If you are traveling outside your home country, your planned trip isn’t too expensive, or you can adjust your itinerary with minimal cost and effort, you likely don’t need trip insurance.
Although, in this instance, you may want to consider purchasing medical coverage.
You May Already Have Coverage
Determine, based on your trip, what type of insurance you would likely need and see if you already have coverage.
Check your homeowner or renters insurance policies to see if they provide any insurance for traveling.
Also, check your credit card policy. If you paid for the plane tickets and put the trip deposit on your credit card, you may have trip cancellation coverage built into your credit card policy.
Call your health insurance company to see what they cover out of the country and if you feel, given where you’re traveling, that its sufficient, you may not need to purchase travel insurance.
What Happens if I Don’t Purchase Insurance Required by a Tour Operator?
I’m going to preface this section with: If insurance is required by a tour operator, then you should purchase it and have proof of purchase.
Three of my trips required travelers to have medical evacuation insurance and no one ever checked to verify my coverage.
I’m still glad I had the proper paperwork and bought the insurance. There’s a reason tour companies have these requirements.
In the past month, talking to other travel writers, I’ve heard of two instances where someone had appendicitis and had to be evacuated from an area, then taken to a hospital for emergency surgery. It happens.
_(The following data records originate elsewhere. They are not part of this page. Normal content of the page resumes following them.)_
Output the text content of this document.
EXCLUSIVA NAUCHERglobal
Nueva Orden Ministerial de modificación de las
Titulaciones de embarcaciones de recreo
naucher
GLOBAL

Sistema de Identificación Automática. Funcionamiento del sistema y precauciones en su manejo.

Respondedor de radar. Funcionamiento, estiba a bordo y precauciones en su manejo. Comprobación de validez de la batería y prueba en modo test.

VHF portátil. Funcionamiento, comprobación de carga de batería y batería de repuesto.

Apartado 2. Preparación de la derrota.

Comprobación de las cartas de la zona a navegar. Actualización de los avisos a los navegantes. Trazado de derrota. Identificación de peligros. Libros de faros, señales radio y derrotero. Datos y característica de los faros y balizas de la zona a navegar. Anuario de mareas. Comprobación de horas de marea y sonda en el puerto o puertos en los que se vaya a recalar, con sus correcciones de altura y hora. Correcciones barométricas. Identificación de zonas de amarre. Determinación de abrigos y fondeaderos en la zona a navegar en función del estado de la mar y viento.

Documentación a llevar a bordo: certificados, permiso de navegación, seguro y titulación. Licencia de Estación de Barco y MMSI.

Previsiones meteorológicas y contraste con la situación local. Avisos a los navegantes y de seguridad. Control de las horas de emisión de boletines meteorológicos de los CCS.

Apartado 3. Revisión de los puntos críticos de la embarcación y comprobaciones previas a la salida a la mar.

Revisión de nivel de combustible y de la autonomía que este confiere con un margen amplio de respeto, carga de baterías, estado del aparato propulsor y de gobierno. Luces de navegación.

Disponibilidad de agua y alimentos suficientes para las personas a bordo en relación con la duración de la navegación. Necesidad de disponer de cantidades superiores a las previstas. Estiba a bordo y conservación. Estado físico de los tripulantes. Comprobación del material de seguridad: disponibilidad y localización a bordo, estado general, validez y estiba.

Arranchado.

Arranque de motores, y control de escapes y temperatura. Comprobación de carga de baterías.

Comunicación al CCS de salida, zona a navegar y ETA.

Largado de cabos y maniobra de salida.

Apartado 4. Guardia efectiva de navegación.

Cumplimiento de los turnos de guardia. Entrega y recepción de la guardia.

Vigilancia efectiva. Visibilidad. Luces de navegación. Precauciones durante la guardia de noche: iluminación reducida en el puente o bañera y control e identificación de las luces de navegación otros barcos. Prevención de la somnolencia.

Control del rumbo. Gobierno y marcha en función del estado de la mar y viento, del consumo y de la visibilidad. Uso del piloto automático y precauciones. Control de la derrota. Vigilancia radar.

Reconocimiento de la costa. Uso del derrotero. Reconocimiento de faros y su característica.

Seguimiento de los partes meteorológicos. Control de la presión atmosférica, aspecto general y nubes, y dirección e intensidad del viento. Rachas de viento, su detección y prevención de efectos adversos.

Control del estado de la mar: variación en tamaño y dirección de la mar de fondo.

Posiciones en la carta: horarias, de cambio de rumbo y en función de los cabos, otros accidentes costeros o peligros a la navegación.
Who are the Main Travel Insurance companies?
There are a lot of companies out there. Check with the company you insure your home or car through as they may partner and offer deals.
If you’re using a travel agent, they may also have a company they work with directly.
Some of the bigger names include:
- Travelex Insurance Services
- Travel Insured International
- Allianz Travel
- Travel Guard by AIG
Travel Insurance Really Isn’t Too Complicated.
If you’re worried about the financial loss of a trip not taken, or you’ll be in remote areas with limited medical options, then you should look into a plan.
On the other hand, if you’re traveling locally, the trip isn’t too expensive, or you’ll be in an urban area and feel the coverage you have through other means is sufficient, then skip it.
I do recommend going online and looking through a few policies just to see what’s offered. If nothing else, you will feel better knowing you have all the facts.